Warren, Jayapal Push Federal Watchdogs to Review Ethics Rules Amid Reports of Widespread Financial Conflicts of Interest
One in Five Senior Federal Employees Has Stock Investments in Companies Actively Lobbying their Agency Warren, Jayapal Championed Anti-Corruption and Public Integrity Act
Washington, D.C. – U.S. Senator Elizabeth Warren (D-Mass.) and Representative Pramila Jayapal (D-Wash.) sent letters to eight federal Inspectors General (IGs) across the executive branch, urging them to review their agencies’ ethics policies and conflict of interest rules. The lawmakers’ letters follow reports of widespread financial conflicts of interest across multiple federal agencies. The lawmakers also requested the IGs provide recommendations on actions Congress can take to strengthen and improve federal ethics laws and rules, eliminate financial conflicts of interest, and improve the public’s trust in government.
“Although federal financial conflict of interest law prevents executive branch officials from ‘participating in a government matter that will have a direct and predictable effect on their financial interests,’ the law appears to have been frequently circumvented or outright overlooked by officials across the executive branch,” wrote the lawmakers. “Even in cases where no law was broken, many officials violated ‘the spirit behind the law,’ adding to widespread issues of soft corruption in the executive branch.”
A recent investigation by The Wall Street Journal found widespread and frequent instances of financial conflicts of interest across fifty surveyed executive branch agencies. The Journal reported that one in five senior federal employees had stock investments in companies actively lobbying their agency, ranging from defense contractors, to big tech companies, to pharmaceutical companies. Alarmingly, at the beginning of the pandemic, the rate and volume of stock trading increased at agencies responsible for pandemic response, suggesting that senior government officials may have used the pandemic as an opportunity for personal enrichment.
In light of these reports, the lawmakers are requesting that the IGs review their agencies’ internal ethics policies and financial conflict of interest rules and provide recommendations on steps Congress and the executive branch can take to strengthen and improve ethics laws and rules.

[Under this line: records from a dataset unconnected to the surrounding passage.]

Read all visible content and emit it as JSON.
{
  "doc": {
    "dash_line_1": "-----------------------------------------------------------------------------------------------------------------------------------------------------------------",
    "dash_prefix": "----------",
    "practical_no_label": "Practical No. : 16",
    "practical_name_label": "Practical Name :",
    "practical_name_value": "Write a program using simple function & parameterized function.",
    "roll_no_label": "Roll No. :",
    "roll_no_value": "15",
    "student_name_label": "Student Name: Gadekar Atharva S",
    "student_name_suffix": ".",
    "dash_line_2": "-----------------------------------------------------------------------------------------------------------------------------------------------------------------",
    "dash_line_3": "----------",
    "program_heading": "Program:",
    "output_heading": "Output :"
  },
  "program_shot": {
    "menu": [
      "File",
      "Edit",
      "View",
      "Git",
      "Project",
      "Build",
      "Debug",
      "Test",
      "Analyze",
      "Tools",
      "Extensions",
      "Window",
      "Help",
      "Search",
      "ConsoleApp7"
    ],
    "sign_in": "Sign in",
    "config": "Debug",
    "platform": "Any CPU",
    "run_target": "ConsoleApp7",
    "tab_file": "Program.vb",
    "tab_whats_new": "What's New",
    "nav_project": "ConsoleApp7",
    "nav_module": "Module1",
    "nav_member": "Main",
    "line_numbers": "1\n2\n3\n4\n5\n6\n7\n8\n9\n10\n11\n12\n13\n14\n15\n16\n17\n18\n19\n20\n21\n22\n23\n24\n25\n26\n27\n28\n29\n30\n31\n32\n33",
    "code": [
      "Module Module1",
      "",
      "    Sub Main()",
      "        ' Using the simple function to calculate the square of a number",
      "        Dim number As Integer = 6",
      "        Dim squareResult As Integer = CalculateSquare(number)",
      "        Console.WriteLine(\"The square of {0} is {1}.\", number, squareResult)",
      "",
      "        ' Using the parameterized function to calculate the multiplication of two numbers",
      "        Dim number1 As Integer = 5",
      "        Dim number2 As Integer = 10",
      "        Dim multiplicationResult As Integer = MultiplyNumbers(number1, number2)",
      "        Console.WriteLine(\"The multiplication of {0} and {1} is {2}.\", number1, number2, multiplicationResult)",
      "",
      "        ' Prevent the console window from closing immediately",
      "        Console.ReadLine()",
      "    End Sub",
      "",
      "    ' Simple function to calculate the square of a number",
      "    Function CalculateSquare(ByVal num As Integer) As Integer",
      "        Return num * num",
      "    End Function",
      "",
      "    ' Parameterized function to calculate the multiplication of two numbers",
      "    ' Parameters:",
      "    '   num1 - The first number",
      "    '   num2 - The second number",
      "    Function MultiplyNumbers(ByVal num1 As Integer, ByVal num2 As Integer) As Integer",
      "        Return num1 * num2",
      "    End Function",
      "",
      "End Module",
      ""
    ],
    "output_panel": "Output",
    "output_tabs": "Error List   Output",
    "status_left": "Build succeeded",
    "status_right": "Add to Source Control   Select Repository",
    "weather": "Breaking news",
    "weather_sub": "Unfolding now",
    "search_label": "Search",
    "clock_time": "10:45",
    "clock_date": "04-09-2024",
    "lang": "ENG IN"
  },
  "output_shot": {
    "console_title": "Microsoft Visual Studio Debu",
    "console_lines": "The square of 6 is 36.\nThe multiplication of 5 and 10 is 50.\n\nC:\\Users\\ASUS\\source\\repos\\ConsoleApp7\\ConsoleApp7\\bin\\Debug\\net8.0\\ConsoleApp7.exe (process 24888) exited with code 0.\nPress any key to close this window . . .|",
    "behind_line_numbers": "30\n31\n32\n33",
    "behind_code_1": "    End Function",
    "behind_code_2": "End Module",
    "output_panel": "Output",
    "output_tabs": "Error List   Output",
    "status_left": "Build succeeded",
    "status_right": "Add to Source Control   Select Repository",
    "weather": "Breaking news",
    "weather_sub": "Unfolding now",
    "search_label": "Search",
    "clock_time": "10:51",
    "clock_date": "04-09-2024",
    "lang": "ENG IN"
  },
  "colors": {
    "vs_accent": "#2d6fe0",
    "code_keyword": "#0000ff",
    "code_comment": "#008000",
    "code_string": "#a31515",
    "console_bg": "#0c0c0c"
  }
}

Senator Warren has long championed stronger ethics rules to fundamentally change the way Washington does business and restore the American public’s faith in democracy:
- In 2018, Senator Warren and Representative Jayapal first introduced the Anti-Corruption and Public Integrity Act, which was the most ambitious anti-corruption legislation since Watergate. They reintroduced the bill in 2020, and again last year ( 5315, 117th Congress). The bill includes a host of provisions to strengthen ethics laws, including cracking down on government officials’ ability to profit from their public offices.
- In 2019, Senator Warren introduced the Department of Defense Ethics and Anti-Corruption Act, which would enforce limits to the influence of contractors on the military, restrict foreign influence on retired senior military officers, and assert greater transparency over contractors and their interaction with the DoD. She reintroduced the bill in 2021 ( 2396, 117th Congress).
- Last year, Senator Warren and Representative Jayapal introduced their Judicial Ethics and Anti-Corruption Act (S. 4177, 117th Congress) to overhaul our nation’s judicial ethics laws and restore public faith in our court system.
- Also last year, Senator Warren and Representative Jayapal introduced their Bipartisan Ban on Congressional Stock Ownership Act (S. 3631, 117th Congress), bipartisan legislation to ban Members of Congress and their spouses from owning and trading stocks.
- Also last year, Senator Warren introduced the Political Corruption Review of Infractions for Misconduct by Executive Servants (CRIMES) Act (S. 3582, 117th Congress), to strengthen the Hatch Act, which is a federal law that bars executive branch employees from engaging in partisan political activities using their official title, or taxpayer-funded government resources, and prevents sitting presidents from using the federal government as an arm of their political campaigns.
- In March 2021, Senator Warren sent a letter to Secretary of Defense Lloyd Austin praising his decision to suspend dozens of Defense Department advisory boards and relieve hundreds of appointees to these boards pending a “zero-based review.” In the letter, Senator Warren also called for improvements as the Department of Defense (DoD) considers candidates for repopulating the boards that survive DoD's review.
- Senator Warren has also fought to preserve existing ethics laws, including defeating a DoD provision in the fiscal year 2021 National Defense Authorization Act to weaken post-government lobbying restrictions.
- In December 2022 Senator Warren sent a letter to the Department of Defense regarding press reports that former Google chief executive officer Eric Schmidt used his positions on defense advisory boards to further his own financial interests.